Scott Simmons at work:  During Goodguys’ 1989 Jim Davis Memorial Nitro Nationals, the veteran announcer interviewed the late fuel racer’s son, Brent Davis, in Sears Point’s staging lanes. Simmons started announcing Sacramento Raceway events in 1971.  His last on-air gig was a Car Talk radio show on January 15th, only 16 days before he died.  (Photo courtesy Jackson Brothers Video)

He also said that he wanted to devote what little time he had left to getting what he considered to be long-overdue recognition for his father’s role in drag racing.  He was calling for advice about how to best make that happen.  In particular, he hoped that his dad would be considered for induction into the California Hot Rod Hall Of Fame, whose new members are annually elected by the NHRA Motorsports Museum staff and honored at the California Hot Rod Reunion in October. 

“I know I won’t be around to see it happen,” he told me.  “The doctors are giving me three months; I’m thinking I can go another year.  But my dad is in pretty good health, for a guy who’s gonna be 76, so he might make it.  NHRA’s Hall Of Fame doesn’t admit people who are deceased, so it’s got to happen soon, while he’s still around.  This is a man who helped change the course of drag racing.”

When Scott confirmed that he still had enough energy to work his keyboard, I suggested that he type out everything he knew about his dad’s accomplishments.  A couple of weeks later, I received a copy of a three-page, single-spaced letter addressed to “The Committee of the Hot Rod Hall of Fame,” written with the skill of someone who majored in communications in college, as Scott had.  Before I got to the end of Page One, it became apparent that his father had, indeed, been a major player in the sport.  

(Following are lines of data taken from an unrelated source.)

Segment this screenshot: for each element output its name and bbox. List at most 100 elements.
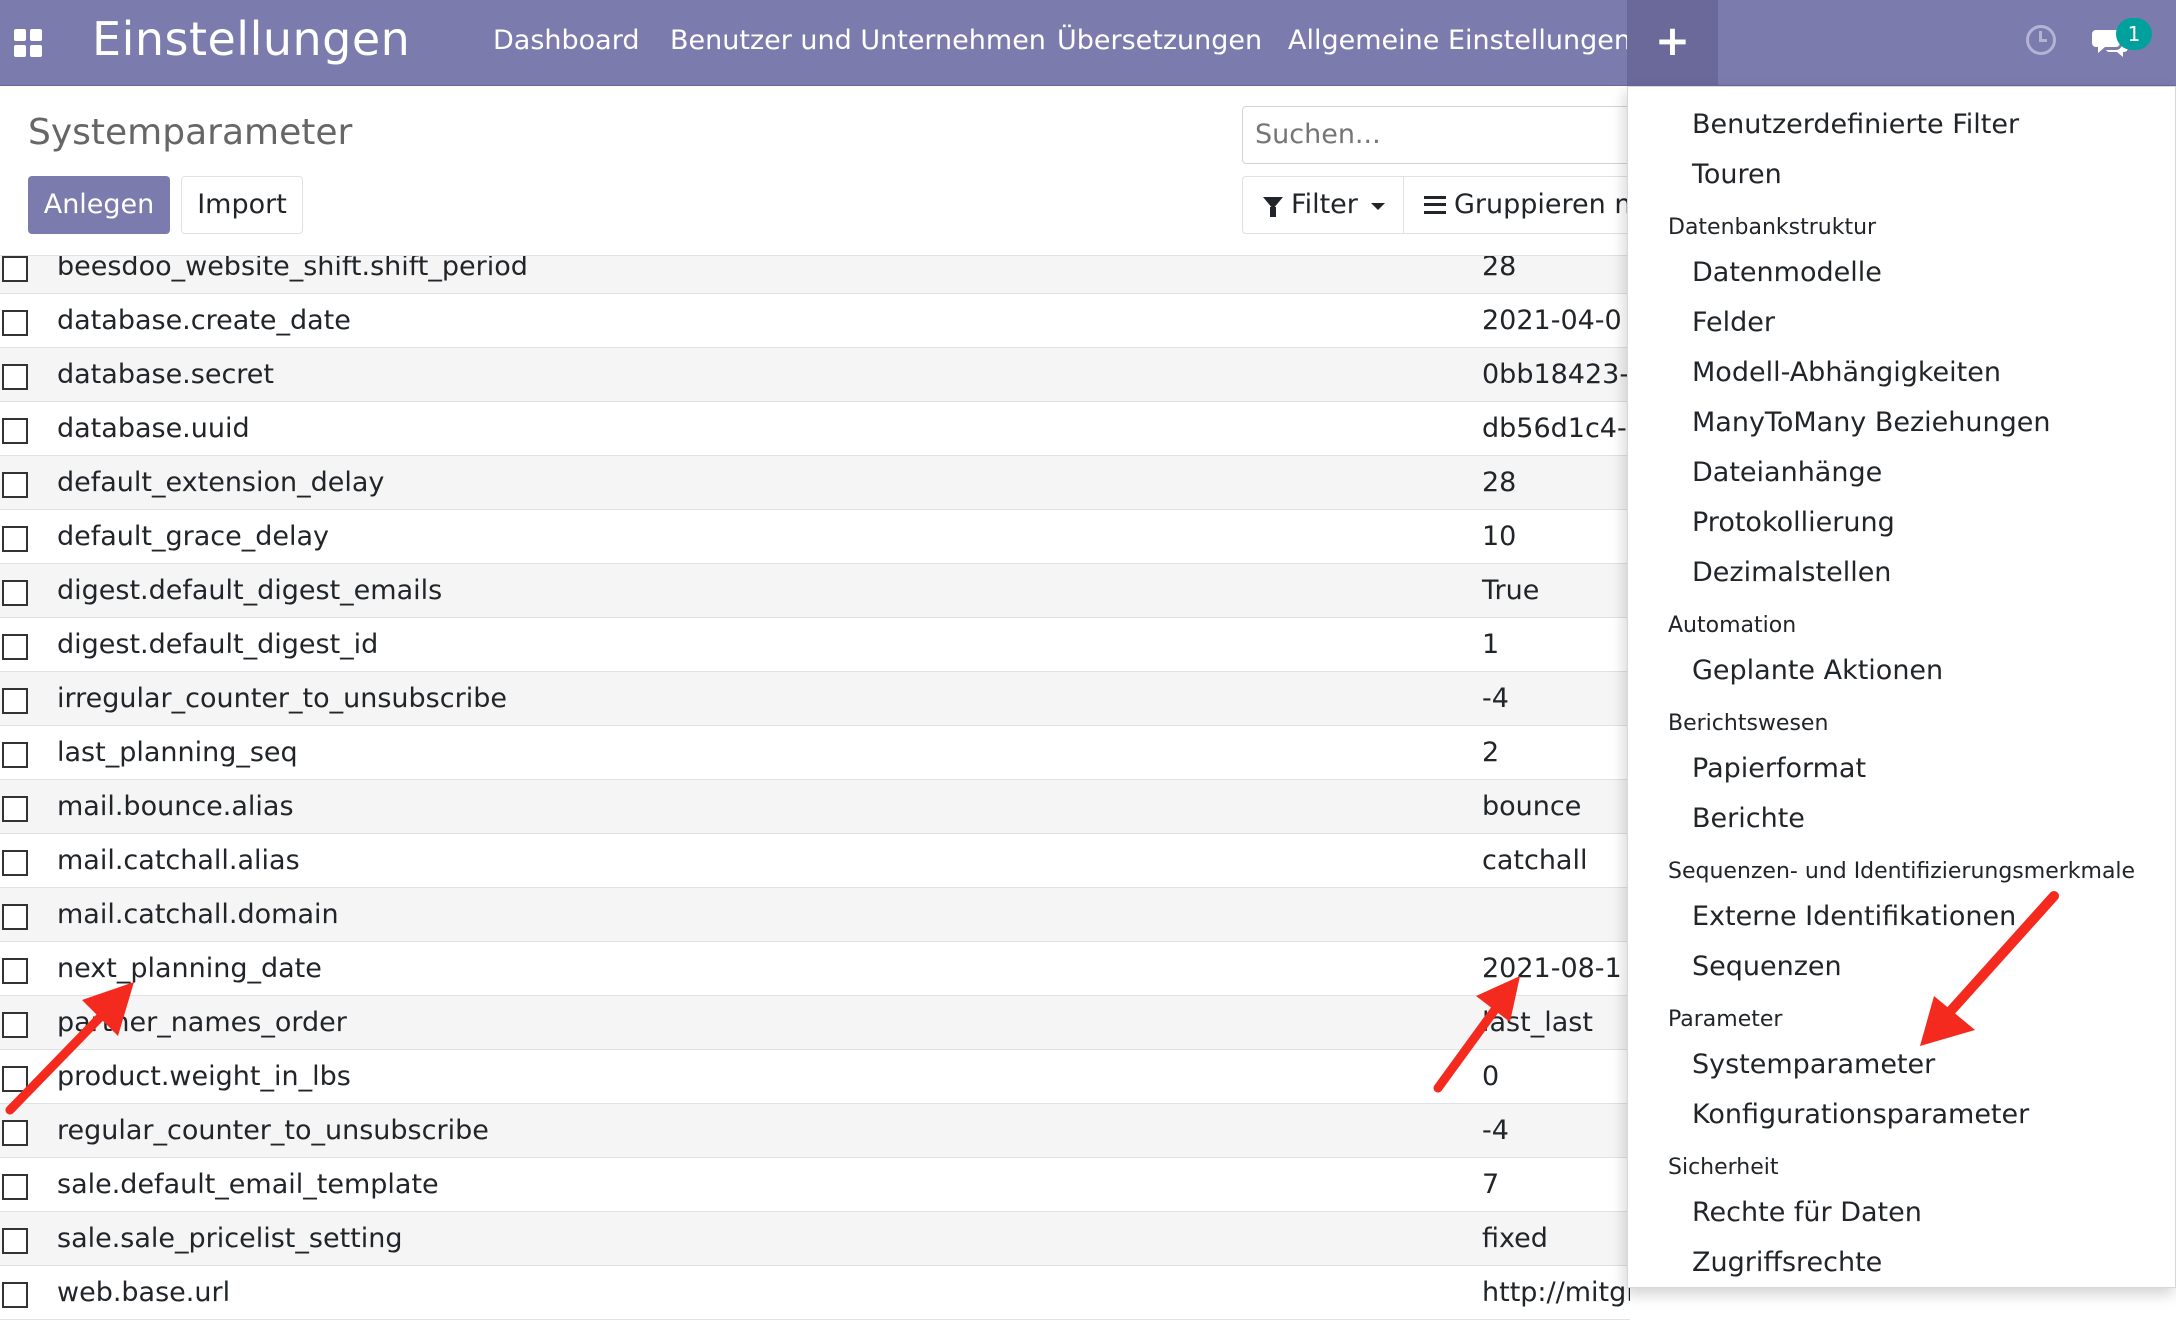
table-row[interactable]: default_grace_delay 10 [0, 510, 1630, 564]
table-row[interactable]: partner_names_order last_last [0, 996, 1630, 1050]
table-row[interactable]: regular_counter_to_unsubscribe -4 [0, 1104, 1630, 1158]
dropdown-item[interactable]: Rechte für Daten [1692, 1197, 1922, 1228]
dropdown-item[interactable]: Dateianhänge [1692, 457, 1882, 488]
table-row[interactable]: last_planning_seq 2 [0, 726, 1630, 780]
menu-general-settings[interactable]: Allgemeine Einstellungen [1288, 25, 1631, 56]
table-row[interactable]: mail.catchall.domain [0, 888, 1630, 942]
search-box[interactable] [1242, 106, 1662, 164]
activity-clock-icon[interactable] [2026, 25, 2056, 55]
dropdown-item[interactable]: Modell-Abhängigkeiten [1692, 357, 2001, 388]
row-checkbox[interactable] [2, 1012, 28, 1038]
table-row[interactable]: irregular_counter_to_unsubscribe -4 [0, 672, 1630, 726]
row-checkbox[interactable] [2, 1174, 28, 1200]
parameter-value: 0 [1482, 1061, 1500, 1092]
parameter-key: digest.default_digest_id [57, 629, 379, 660]
technical-menu-plus-button[interactable]: + [1627, 0, 1718, 86]
table-row[interactable]: next_planning_date 2021-08-1 [0, 942, 1630, 996]
table-row[interactable]: database.uuid db56d1c4- [0, 402, 1630, 456]
row-checkbox[interactable] [2, 958, 28, 984]
table-row[interactable]: sale.sale_pricelist_setting fixed [0, 1212, 1630, 1266]
parameter-key: irregular_counter_to_unsubscribe [57, 683, 507, 714]
row-checkbox[interactable] [2, 364, 28, 390]
dropdown-item[interactable]: Berichte [1692, 803, 1805, 834]
row-checkbox[interactable] [2, 796, 28, 822]
table-row[interactable]: web.base.url http://mitglieder.foodhub-mu… [0, 1266, 1630, 1320]
parameter-value: 10 [1482, 521, 1517, 552]
parameter-key: next_planning_date [57, 953, 322, 984]
parameter-value: 2021-04-0 [1482, 305, 1622, 336]
top-navbar: Einstellungen Dashboard Benutzer und Unt… [0, 0, 2176, 86]
table-row[interactable]: default_extension_delay 28 [0, 456, 1630, 510]
parameter-value: 7 [1482, 1169, 1500, 1200]
parameter-value: last_last [1482, 1007, 1593, 1038]
parameter-value: 2021-08-1 [1482, 953, 1622, 984]
row-checkbox[interactable] [2, 1282, 28, 1308]
parameter-key: digest.default_digest_emails [57, 575, 443, 606]
dropdown-item[interactable]: Externe Identifikationen [1692, 901, 2016, 932]
dropdown-section-header: Automation [1668, 613, 1797, 638]
parameter-value: bounce [1482, 791, 1582, 822]
technical-dropdown-menu: Benutzerdefinierte Filter Touren Datenbank… [1627, 86, 2176, 1288]
apps-grid-icon[interactable] [14, 29, 42, 57]
parameter-key: beesdoo_website_shift.shift_period [57, 256, 528, 282]
row-checkbox[interactable] [2, 580, 28, 606]
dropdown-section-header: Datenbankstruktur [1668, 215, 1877, 240]
parameter-key: mail.catchall.domain [57, 899, 339, 930]
table-row[interactable]: beesdoo_website_shift.shift_period 28 [0, 256, 1630, 294]
row-checkbox[interactable] [2, 472, 28, 498]
parameter-key: database.create_date [57, 305, 351, 336]
parameter-key: database.secret [57, 359, 274, 390]
dropdown-item[interactable]: Geplante Aktionen [1692, 655, 1943, 686]
row-checkbox[interactable] [2, 256, 28, 282]
parameter-list: beesdoo_website_shift.shift_period 28 data… [0, 256, 1630, 1330]
table-row[interactable]: mail.bounce.alias bounce [0, 780, 1630, 834]
row-checkbox[interactable] [2, 634, 28, 660]
dropdown-item[interactable]: Felder [1692, 307, 1775, 338]
dropdown-item[interactable]: Konfigurationsparameter [1692, 1099, 2029, 1130]
dropdown-item[interactable]: Touren [1692, 159, 1782, 190]
table-row[interactable]: digest.default_digest_emails True [0, 564, 1630, 618]
parameter-value: -4 [1482, 1115, 1509, 1146]
row-checkbox[interactable] [2, 742, 28, 768]
create-button[interactable]: Anlegen [28, 176, 170, 234]
parameter-value: 0bb18423- [1482, 359, 1630, 390]
filter-button[interactable]: Filter [1242, 176, 1404, 234]
row-checkbox[interactable] [2, 1120, 28, 1146]
table-row[interactable]: database.create_date 2021-04-0 [0, 294, 1630, 348]
dropdown-item[interactable]: Datenmodelle [1692, 257, 1882, 288]
row-checkbox[interactable] [2, 688, 28, 714]
row-checkbox[interactable] [2, 1228, 28, 1254]
row-checkbox[interactable] [2, 418, 28, 444]
search-input[interactable] [1255, 119, 1635, 150]
caret-down-icon [1371, 203, 1385, 210]
parameter-key: product.weight_in_lbs [57, 1061, 351, 1092]
dropdown-item[interactable]: Dezimalstellen [1692, 557, 1891, 588]
menu-translations[interactable]: Übersetzungen [1057, 25, 1262, 56]
table-row[interactable]: digest.default_digest_id 1 [0, 618, 1630, 672]
row-checkbox[interactable] [2, 904, 28, 930]
row-checkbox[interactable] [2, 850, 28, 876]
parameter-key: partner_names_order [57, 1007, 347, 1038]
table-row[interactable]: mail.catchall.alias catchall [0, 834, 1630, 888]
dropdown-item[interactable]: ManyToMany Beziehungen [1692, 407, 2051, 438]
dropdown-item[interactable]: Systemparameter [1692, 1049, 1935, 1080]
table-row[interactable]: database.secret 0bb18423- [0, 348, 1630, 402]
dropdown-item[interactable]: Benutzerdefinierte Filter [1692, 109, 2019, 140]
parameter-value: -4 [1482, 683, 1509, 714]
row-checkbox[interactable] [2, 310, 28, 336]
table-row[interactable]: product.weight_in_lbs 0 [0, 1050, 1630, 1104]
parameter-value: http://mitglieder.foodhub-muenchen.de [1482, 1277, 1630, 1308]
dropdown-item[interactable]: Sequenzen [1692, 951, 1842, 982]
import-button[interactable]: Import [181, 176, 303, 234]
row-checkbox[interactable] [2, 526, 28, 552]
menu-users-companies[interactable]: Benutzer und Unternehmen [670, 25, 1046, 56]
menu-dashboard[interactable]: Dashboard [493, 25, 639, 56]
row-checkbox[interactable] [2, 1066, 28, 1092]
dropdown-item[interactable]: Zugriffsrechte [1692, 1247, 1882, 1278]
table-row[interactable]: sale.default_email_template 7 [0, 1158, 1630, 1212]
parameter-key: mail.bounce.alias [57, 791, 294, 822]
parameter-value: 1 [1482, 629, 1500, 660]
app-title: Einstellungen [92, 12, 411, 66]
dropdown-item[interactable]: Papierformat [1692, 753, 1866, 784]
dropdown-item[interactable]: Protokollierung [1692, 507, 1895, 538]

I was vaguely familiar with Windjammer Blower Service as a kid growing up in Los Angeles, but not with the name of its founder, Leonard Simmons.  The senior Simmons had been an unknown diesel mechanic until Art Chrisman walked into his employer’s shop one day in 1958, looking for someone to work on a surplus GMC supercharger.  When Leonard learned that Chrisman’s unit would be connected to a Chrysler Hemi, he became intrigued with the challenge of modifying a low-r.p.m. truck blower to withstand the demands of fuel racing.  In March of 1959, Simmons’ first race-car blower powered the Chrisman & Cannon Hustler to victory in what is arguably the most-significant fuel-dragster event in history:  the inaugural U.S. Fuel and Gas Championships, which came to be known as the March Meet.